The pixel_buffer_ is used to set the variable extra_by_pixel. I believe extra_by_pixel will always be the same as pixel_buffer_ for point clouds because all of the possible values should be added by to need_additional (a set of unique pixel values) and there is only one rendering pass (the program compiles and runs fine when pass is made constant). Then the value 16777215 is inserted into the extra_handles member of the returned results object.

The results object is then passed to the SelectionManager's setSelection then addSelection then addSelectedObject then PointCloudSelectionHandler::onSelect where one is subtracted from 16777215 and that is the index attempted to be accessed in cloud_info_->transformed_points_, which has only one item in it.

I believe that the error begins from the return of GLHardwarePixelBuffer::download when two co-located points are selected. I am not sure how to proceed from here.

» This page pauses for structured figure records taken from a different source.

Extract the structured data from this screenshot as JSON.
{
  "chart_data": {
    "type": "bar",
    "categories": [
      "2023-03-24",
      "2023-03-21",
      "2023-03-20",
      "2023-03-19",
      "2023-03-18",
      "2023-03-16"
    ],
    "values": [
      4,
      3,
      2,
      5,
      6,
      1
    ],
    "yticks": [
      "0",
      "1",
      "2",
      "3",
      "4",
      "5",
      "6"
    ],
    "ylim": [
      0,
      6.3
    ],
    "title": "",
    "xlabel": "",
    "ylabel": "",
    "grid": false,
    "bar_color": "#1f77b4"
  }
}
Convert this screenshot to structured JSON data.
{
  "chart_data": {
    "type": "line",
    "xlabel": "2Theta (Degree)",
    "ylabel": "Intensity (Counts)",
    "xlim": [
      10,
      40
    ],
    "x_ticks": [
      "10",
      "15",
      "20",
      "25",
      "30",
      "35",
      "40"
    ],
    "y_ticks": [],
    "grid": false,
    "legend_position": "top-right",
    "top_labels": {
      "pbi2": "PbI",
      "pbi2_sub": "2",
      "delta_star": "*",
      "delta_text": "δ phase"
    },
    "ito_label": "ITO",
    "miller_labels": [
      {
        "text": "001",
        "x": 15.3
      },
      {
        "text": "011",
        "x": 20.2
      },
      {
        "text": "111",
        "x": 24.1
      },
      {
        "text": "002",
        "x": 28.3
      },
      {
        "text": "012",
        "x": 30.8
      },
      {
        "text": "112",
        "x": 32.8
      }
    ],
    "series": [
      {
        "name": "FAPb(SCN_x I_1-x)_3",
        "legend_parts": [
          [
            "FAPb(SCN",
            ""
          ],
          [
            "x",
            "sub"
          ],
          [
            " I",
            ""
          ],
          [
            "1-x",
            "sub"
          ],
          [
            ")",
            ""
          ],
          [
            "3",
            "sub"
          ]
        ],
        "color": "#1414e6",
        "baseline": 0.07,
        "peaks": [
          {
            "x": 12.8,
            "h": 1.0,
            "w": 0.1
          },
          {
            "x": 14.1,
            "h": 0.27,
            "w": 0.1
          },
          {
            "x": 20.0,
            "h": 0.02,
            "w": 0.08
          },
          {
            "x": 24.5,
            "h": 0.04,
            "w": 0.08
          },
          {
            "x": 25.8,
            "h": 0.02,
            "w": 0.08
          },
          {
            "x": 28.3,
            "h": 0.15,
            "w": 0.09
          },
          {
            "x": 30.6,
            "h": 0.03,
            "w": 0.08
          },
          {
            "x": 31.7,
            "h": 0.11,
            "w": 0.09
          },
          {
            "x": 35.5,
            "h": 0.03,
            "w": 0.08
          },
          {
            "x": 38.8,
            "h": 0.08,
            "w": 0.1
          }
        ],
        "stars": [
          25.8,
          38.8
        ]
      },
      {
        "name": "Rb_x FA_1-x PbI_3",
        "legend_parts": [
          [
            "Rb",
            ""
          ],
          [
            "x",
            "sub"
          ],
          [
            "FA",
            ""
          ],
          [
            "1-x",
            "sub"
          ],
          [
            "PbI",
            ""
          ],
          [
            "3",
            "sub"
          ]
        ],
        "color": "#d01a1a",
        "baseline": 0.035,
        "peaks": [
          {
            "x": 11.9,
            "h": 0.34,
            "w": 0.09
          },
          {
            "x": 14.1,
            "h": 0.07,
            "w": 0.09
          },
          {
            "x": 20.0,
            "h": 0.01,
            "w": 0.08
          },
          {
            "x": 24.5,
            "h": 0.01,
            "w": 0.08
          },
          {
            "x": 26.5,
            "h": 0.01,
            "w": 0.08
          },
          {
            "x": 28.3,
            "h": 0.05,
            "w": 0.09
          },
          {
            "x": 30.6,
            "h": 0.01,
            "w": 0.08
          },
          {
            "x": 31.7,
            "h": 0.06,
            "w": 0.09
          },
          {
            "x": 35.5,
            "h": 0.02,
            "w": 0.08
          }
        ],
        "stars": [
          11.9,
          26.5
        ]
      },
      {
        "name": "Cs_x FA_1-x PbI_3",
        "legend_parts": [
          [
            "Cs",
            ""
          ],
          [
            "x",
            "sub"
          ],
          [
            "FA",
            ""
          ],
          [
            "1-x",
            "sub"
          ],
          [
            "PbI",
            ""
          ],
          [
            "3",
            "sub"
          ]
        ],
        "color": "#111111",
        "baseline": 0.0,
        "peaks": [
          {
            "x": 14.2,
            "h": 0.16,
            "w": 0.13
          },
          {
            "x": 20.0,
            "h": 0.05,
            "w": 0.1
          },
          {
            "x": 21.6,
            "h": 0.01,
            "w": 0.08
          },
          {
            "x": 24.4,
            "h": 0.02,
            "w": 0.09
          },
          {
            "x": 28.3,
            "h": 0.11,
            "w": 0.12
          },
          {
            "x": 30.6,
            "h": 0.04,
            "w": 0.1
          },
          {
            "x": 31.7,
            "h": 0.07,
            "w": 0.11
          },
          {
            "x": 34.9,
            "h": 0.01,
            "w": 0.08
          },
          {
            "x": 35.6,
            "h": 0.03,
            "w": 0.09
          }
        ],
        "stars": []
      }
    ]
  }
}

audrow commented 3 years ago

@martin-idel, I see you had a PR migrating the selection tool, do you have any thoughts on why SelectionManager::renderAndUnpack would be setting the pixel_buffer_ to all ones when selecting co-located points?

Martin-Idel commented 3 years ago

I remember when we had a look at this - the whole selection is quite tricky, because instead of using standard Ogre selection mechanisms RViz ships its own. The high level overview, if I remember correctly is the following:

If I remember correctly we thought the problem was the renderables which are not selected on the first render pass. They will be colored black (or white?) entirely and shouldn't occur in the pixel_buffer_. But due to z-fighting, this is something that can happen after all, and that's where a crash occurs. Z-fighting is an issue, because selection doesn't occur with one rendering pass but instead requires a second render, so we didn't really know what to do here and didn't investigate further...

However, that doesn't really fit together with your investigation of setting everything to ones instead of zeros when no crash occurs. I'll try to have a closer look again soon, but it's probably going to take a bit.